Marvin considered it. At last, he walked to the thick cable with a humping gait. He was not yet accustomed to his new legs. He crouched and allowed his nanite arm to slip off his back and form a grip around the Macro cable.
I was thinking I was going to have to provide the program, step-by-step, for the nanites to follow. But I didn’t. Marvin, I realized, had written that program by himself.
Soon, the arm shivered and sparked.
“The task is complete,” Marvin said.
I saw the nanite arm he’d deployed begin to crawl back up onto his back.
“Hold on,” I said. “Just leave it there. I’ll give you a new arm. A longer one.”
Marvin did not examine me with his camera this time, as he could no longer move it around and activate it. After a few seconds consideration, he agreed.

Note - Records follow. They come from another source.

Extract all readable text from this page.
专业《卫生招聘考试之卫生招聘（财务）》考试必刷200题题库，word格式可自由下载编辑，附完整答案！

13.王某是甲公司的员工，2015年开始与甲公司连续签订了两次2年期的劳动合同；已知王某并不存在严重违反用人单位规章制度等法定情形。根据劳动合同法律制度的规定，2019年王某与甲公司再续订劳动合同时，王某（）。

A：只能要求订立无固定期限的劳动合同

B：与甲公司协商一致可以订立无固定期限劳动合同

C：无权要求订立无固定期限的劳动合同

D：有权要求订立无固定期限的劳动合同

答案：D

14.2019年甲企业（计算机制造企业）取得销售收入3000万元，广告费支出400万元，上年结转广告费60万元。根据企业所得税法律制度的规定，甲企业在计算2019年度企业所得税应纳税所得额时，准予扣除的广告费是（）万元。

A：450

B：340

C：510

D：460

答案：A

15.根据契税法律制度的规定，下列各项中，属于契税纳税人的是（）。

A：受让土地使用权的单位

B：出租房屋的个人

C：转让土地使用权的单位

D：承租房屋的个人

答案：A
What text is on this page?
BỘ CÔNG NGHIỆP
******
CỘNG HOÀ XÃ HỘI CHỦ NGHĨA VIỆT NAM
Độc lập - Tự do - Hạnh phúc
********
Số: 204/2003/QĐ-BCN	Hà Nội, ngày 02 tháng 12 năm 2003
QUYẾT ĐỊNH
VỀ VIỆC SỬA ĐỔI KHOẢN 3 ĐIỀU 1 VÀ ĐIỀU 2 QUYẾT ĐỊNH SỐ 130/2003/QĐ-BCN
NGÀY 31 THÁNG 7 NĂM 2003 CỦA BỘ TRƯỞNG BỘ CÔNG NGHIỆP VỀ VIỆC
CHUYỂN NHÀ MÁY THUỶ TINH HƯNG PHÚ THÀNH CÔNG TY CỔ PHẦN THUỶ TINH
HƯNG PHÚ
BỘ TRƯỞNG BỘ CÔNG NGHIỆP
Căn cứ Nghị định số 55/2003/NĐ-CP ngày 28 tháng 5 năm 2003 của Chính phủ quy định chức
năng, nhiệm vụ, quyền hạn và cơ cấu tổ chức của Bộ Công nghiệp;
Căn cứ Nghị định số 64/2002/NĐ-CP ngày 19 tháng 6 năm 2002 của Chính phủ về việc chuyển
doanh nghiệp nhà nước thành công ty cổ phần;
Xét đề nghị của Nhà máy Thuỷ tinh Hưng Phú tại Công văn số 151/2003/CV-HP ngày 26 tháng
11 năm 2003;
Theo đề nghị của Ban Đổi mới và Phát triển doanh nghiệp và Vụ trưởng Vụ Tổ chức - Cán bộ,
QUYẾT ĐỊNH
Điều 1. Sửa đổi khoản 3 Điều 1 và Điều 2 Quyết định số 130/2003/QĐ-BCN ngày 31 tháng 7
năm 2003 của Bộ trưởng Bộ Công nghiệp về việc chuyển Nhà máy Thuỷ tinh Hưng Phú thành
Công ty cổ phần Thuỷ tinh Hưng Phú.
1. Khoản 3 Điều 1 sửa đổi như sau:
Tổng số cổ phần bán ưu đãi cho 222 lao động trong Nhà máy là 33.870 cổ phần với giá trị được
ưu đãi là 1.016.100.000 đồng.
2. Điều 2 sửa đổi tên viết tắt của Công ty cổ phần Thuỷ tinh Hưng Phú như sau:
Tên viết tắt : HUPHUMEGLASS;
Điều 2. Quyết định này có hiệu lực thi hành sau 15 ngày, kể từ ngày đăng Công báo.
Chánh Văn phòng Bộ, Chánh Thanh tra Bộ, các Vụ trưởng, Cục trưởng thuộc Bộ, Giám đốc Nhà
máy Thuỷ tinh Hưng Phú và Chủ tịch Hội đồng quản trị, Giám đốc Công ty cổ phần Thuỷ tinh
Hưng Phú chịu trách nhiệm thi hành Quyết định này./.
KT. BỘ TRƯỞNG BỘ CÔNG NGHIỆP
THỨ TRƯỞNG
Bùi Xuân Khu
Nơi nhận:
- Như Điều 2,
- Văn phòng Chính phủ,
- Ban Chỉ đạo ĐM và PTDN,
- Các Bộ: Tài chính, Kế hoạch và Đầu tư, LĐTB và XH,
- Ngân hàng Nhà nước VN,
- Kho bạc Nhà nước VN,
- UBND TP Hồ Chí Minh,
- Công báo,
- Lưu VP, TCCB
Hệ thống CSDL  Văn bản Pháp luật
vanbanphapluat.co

I sent one of the marines to fetch a good-sized mass of nanites. Marvin had earned it. I wondered how long it would be before I began to trust him.
Once things were settled with the microbials, who still considered me a cruel god, my mind turned back to the Worms. We only had so long to talk to them before we crossed their system and left it behind.
I received a beeping summons from Major Sarin before I was able to transmit anything to the Worms, however.
“Riggs here, go ahead,” I said.
“Sir, the missiles…they are on-scope again, accelerating. They are closer than we thought, Colonel.”
She kept talking, but I missed the rest. The moment I heard the word missiles, I’d started running through the ship to the bridge.
27
“How long until impact?” I asked.
“Less than an hour, sir,” Gorski said. He was working the numbers on his tablet. “I’ll dump the projections to the main screen now.”
A mass of curved lines appeared on the screen. The lines representing the past were blue, and those predicting the future were yellow. Each line had a red sliver in the middle representing the missile, which crept a pixel closer every once in a while. The yellow lines were like the curved spines of an umbrella, and they arced in on my ship at the end of their paths from a wide variety of angles. I figured they’d been fired on such trajectories purposefully. They were not clustered up, but spread as widely apart as possible. By being spread out, we could not take out more than one at a time with any counterstrike. They would all converge at once in the final minutes, hoping to overwhelm our defenses. I nodded as I looked at the situation.
“It’s time,” I said. “Launch the drones.”
From racks we’d set up on the cruiser’s hull, sixteen counter-missiles were fired in rapid succession. An almost imperceptible shiver went through the ship with each salvo. Sixteen for sixteen. I didn’t like the odds. We had to have a hit in every single case. There was no room for error.
“Suggestions?” I asked my crew.
“We could start dodging,” Gorski said.
I shook my head. “No point,” I said. “We would only lose forward velocity and they would overtake us faster, leaving less time for our point defense cannons to pick any of them off.”
“But they might not hit us all at once if we changed course,” Gorski argued. “We could stagger the incoming attacks and have a better chance at shooting them down.”
I still shook my head. “I don’t think so. The Macros know what they’re doing. The missiles will home in and adjust their speed. Look at the pattern, they are interacting. There is some kind of AI in those things, coordinating them. What else have you got?”